Announcing a multibillion dollar takeover must be a hair-raising experience. Despite the months of negotiations and the small fortunes (or not so small...) paid to slick advisers at investment banks, there’s always that niggling doubt that something will scupper the deal, leaving the board with some serious egg on their faces.
Shell boss Ben van Beurden will have breathed a sigh of relief today, then, as his acquisition of BG Group got final regulatory clearance from the Chinese Ministry of Commerce (otherwise known as ‘MOFCOM’, which sounds rather too much like a Russian hat to be a respectable acronym, but that's by the by).
This means that all the regulators who could have spoiled the party have now given their blessing, and the takeover could complete early next year. But celebrations would be a little premature. There remains the little matter of receiving approval from the shareholders.
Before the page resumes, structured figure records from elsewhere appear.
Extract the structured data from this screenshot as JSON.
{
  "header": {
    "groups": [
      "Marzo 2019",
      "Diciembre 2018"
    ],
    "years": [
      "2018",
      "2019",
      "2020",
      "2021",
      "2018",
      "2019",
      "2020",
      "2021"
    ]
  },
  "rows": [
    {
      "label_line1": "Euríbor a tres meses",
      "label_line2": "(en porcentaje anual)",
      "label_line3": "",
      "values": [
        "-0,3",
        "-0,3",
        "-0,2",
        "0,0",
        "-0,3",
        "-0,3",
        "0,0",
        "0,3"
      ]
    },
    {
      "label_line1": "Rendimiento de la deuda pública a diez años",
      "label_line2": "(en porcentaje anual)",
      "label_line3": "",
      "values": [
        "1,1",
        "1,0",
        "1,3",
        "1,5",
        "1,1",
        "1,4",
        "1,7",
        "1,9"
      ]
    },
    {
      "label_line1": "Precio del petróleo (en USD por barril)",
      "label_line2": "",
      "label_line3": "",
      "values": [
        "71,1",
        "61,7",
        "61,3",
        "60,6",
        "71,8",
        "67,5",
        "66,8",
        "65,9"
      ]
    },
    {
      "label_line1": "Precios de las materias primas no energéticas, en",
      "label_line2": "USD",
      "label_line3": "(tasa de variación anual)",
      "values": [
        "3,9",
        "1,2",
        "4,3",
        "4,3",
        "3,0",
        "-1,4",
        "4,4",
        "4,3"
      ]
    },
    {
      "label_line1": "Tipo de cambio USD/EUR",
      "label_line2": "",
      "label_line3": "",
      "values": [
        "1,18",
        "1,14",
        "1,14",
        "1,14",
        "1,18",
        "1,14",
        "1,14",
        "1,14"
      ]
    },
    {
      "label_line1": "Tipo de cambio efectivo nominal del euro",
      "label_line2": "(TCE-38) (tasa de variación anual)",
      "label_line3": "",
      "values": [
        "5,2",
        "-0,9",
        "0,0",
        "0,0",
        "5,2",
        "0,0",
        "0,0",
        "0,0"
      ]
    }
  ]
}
When he announced the deal in April, van Beurden said ‘bold, strategic moves shape our industry’, which sounds great, except ‘bold’ isn’t exactly the word that comes to mind after hearing ‘oil firm shareholder’ in a word association game. ‘Dividend’ on the other hand...
Last year, Shell paid something in the region of £8bn in dividends, while BG Group managed about £700m. As part of the cash and equity deal announced in April (then worth £47bn; now around £34bn), Shell shareholders will own 81% of the combined firm. A beermat, a pen and a Maths GCSE are all that’s required to see that the gain in total dividend is outweighed by the loss in share.
The £13bn in cash that the firm needs for the purchase could also cause some heads to shake, even if van Beurden insists there are significant savings to be had from ‘synergies’.
Of course, the deal was never supposed to produce immediate results. Shell was attracted by BG Group’s strong and highly complementary upstream portfolio and its presence in the promising and lucrative liquefied natural gas (LNG) sector. It also no doubt saw the oil price slump as a unique opportunity to grow by gobbling up smaller rivals struggling to survive on their own.
That’s all very well, but with the oil price down at less than $40 (£27) a barrel and Shell just making a $6bn quarterly loss on asset impairments, this is going to be hard to swallow. Convincing investors that it will all be worth it once oil rebounds to $70, $80 or $100 will be challenging at best when there are no signs that the price war between OPEC and the American frackers will be resolved any time soon.
Van Beurden will have to hope that the tendency of Shell's investors to think for the long term will outweigh their tendency to avoid risks. They certainly weren’t leaping up and down on the news in either case. Shell shares fell half a percent to £14.51, while BG Group shares rose 1.2% to 937.1p.